A column made up of the sum of its parts, or something like that:
1. Right off, the Hyundai plant is a big deal. It’s also one of those events where the reality matches the hype. A lot of us, me included, are still trying to get our head around it. Seeing from I-16 the amount of land cleared off the Mega-Site to make room for Metaplant America kind of helped me in that regard, if only because of the sheer vastness of a space once filled with pine trees. The plant that replaces it is going to be staggering, transformative, historic, monumental, etc. It’s an ALL CAPS event, the beginning of a tidal wave that is going to change this place forever.
For once, the hyperbole one runs across as a matter of course absolutely matches the reality.
2. I saw a headline the other day claiming the moon is slowly moving away from Earth.
There’s a scientific explanation and then there’s my explanation, which in short is us people. We’re so full of whiny nuts on Earth if I were the moon I’d be trying to relocate to another neighborhood myself.
Problem is, when enough people move away from something they wind up bringing the things they were moving away from with them, whether it’s traffic, noise, crime, litter, psychopaths, deadbeats, TV reporters, do-gooders, Internet influencer and social media dingbats, dumb weekly newspaper editors with oddly shaped heads, you name it.
The Coastal Empire – which is in Georgia, the Lowcountry is over in my home state of South Carolina – is proof of that.
Traffic is so far off the hook these days at certain times of day, which is almost all day, it’ll take Georgia Department of Transportation 100 years and $100 billion to catch up, and by then a good chunk of Georgia’s coast will probably be underwater anyway.
Either sea levels will rise that far or ongoing growth will suck all the water out of the aquifer beneath us, creating a giant sinkhole under I-95 from Charleston to Tampa and turning it into a big sparkly saltwater lake. Which will be popular with future jet-skiers, probably. And bankers and developers pushing waterfront lots.
3. In the meantime,it took me nearly two hours to go 16 miles from my house to the Enmarket Arena parking lot Tuesday morning. Yep, it was rush hour.
I don’t blame GDOT. I do blame folks who think taxpayer funded highways and byways should be used to make people with money more money, because their money (or that of their lenders) usually ends up in developments that bring more traffic, and more traffic, and more traffic. And that impacts the rest of us.
It used to be you had to go to Atlanta to experience such a high level of congestion and stupidity on wheels, etc. Now it’s right here outside your door. There may not be as much as there is in Atlanta, but for what we got it’s a mess, and there ain’t no fix because more roads make more traffic. Count on that.

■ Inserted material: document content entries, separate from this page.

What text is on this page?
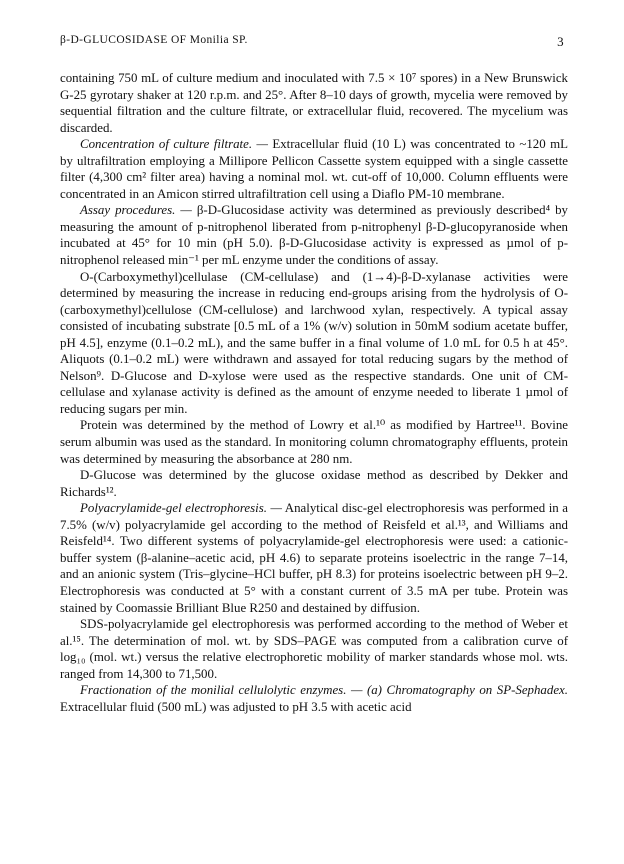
β-D-GLUCOSIDASE OF Monilia SP.	3

containing 750 mL of culture medium and inoculated with 7.5 × 10⁷ spores) in a New Brunswick G-25 gyrotary shaker at 120 r.p.m. and 25°. After 8–10 days of growth, mycelia were removed by sequential filtration and the culture filtrate, or extracellular fluid, recovered. The mycelium was discarded.

Concentration of culture filtrate. — Extracellular fluid (10 L) was concentrated to ~120 mL by ultrafiltration employing a Millipore Pellicon Cassette system equipped with a single cassette filter (4,300 cm² filter area) having a nominal mol. wt. cut-off of 10,000. Column effluents were concentrated in an Amicon stirred ultrafiltration cell using a Diaflo PM-10 membrane.

Assay procedures. — β-D-Glucosidase activity was determined as previously described⁴ by measuring the amount of p-nitrophenol liberated from p-nitrophenyl β-D-glucopyranoside when incubated at 45° for 10 min (pH 5.0). β-D-Glucosidase activity is expressed as µmol of p-nitrophenol released min⁻¹ per mL enzyme under the conditions of assay.

O-(Carboxymethyl)cellulase (CM-cellulase) and (1→4)-β-D-xylanase activities were determined by measuring the increase in reducing end-groups arising from the hydrolysis of O-(carboxymethyl)cellulose (CM-cellulose) and larchwood xylan, respectively. A typical assay consisted of incubating substrate [0.5 mL of a 1% (w/v) solution in 50mM sodium acetate buffer, pH 4.5], enzyme (0.1–0.2 mL), and the same buffer in a final volume of 1.0 mL for 0.5 h at 45°. Aliquots (0.1–0.2 mL) were withdrawn and assayed for total reducing sugars by the method of Nelson⁹. D-Glucose and D-xylose were used as the respective standards. One unit of CM-cellulase and xylanase activity is defined as the amount of enzyme needed to liberate 1 µmol of reducing sugars per min.

Protein was determined by the method of Lowry et al.¹⁰ as modified by Hartree¹¹. Bovine serum albumin was used as the standard. In monitoring column chromatography effluents, protein was determined by measuring the absorbance at 280 nm.

D-Glucose was determined by the glucose oxidase method as described by Dekker and Richards¹².

Polyacrylamide-gel electrophoresis. — Analytical disc-gel electrophoresis was performed in a 7.5% (w/v) polyacrylamide gel according to the method of Reisfeld et al.¹³, and Williams and Reisfeld¹⁴. Two different systems of polyacrylamide-gel electrophoresis were used: a cationic-buffer system (β-alanine–acetic acid, pH 4.6) to separate proteins isoelectric in the range 7–14, and an anionic system (Tris–glycine–HCl buffer, pH 8.3) for proteins isoelectric between pH 9–2. Electrophoresis was conducted at 5° with a constant current of 3.5 mA per tube. Protein was stained by Coomassie Brilliant Blue R250 and destained by diffusion.

SDS-polyacrylamide gel electrophoresis was performed according to the method of Weber et al.¹⁵. The determination of mol. wt. by SDS–PAGE was computed from a calibration curve of log₁₀ (mol. wt.) versus the relative electrophoretic mobility of marker standards whose mol. wts. ranged from 14,300 to 71,500.

Fractionation of the monilial cellulolytic enzymes. — (a) Chromatography on SP-Sephadex. Extracellular fluid (500 mL) was adjusted to pH 3.5 with acetic acid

So, there may be less awful traffic where you currently sit, but don’t worry. That’ll change. Pretty soon you, like me, will hear from your once-rural home the wail of sirens half a dozen times a day or more from first responders speeding to yet another wreck caused by some frustrated driver tired of being stuck in traffic or playing about on a phone. Ah well. Nothing much I can do about it. I’m trying to remember that and shut up about traffic and everything else I have no control over, which is most things. But not before I note the bus driver who took a busload of know-it-all media-types from Enmarket to the Hyundai groundbreaking and back was superb at driving. If I was rich I’d buy that bus and give it to her, as long as she got me to where I’m in need of going.
4. Is it just me or is it true nobody can be wrong anymore. Or told no. People don’t like hearing no, perhaps because we’ve got a generation of adults who weren’t told no as kids and aren’t about to do that to their kids. It’s impacting everything from education to fired up weirdos with no intellectual or emotional depth or breadth getting elected to Congress.
5. It seems the old adage one doesn’t discuss religion or politics in polite society is out the window, gone the same place polite society went.
Nowadays, people wear profanity-laced politics on their sleeves, T-shirts, hats, social media, window decals and so on. Somehow, I’m not sure how people think a T-Shirt is going to solve a problem. Worse, and sadly, anger seems to drive most of it, plus a mistrust of people who look, think or act differently than us.
The funny thing is, we expect respect from those we rail against, and better treatment from them than we’re willing to give them, unless of course they’re buying something. I will say it’s interesting that the political party that wants to build a wall down south is the same one once led by Ronald Reagan, who decades ago urged Soviet leader Mikhael Gorbachev to tear down his country’s wall in Berlin to advance the cause of freedom.
I was stationed in Germany when the wall fell in 1989, by the way. That event, too, was deserving of all the hyperbole in the world.
Finally, a quick circle back to hyperbole, second nature to so many of us by now we don’t even realize we’re doing it, me included. I think we’ve been marketed at for so long we long ago started believing the hype and applying it to even the commonplace without realizing it.
So being merely good became not good enough, it became great. It’s a matter of changing a word, you see. Marketing 101.
Ah well. Hope you have a great day out there.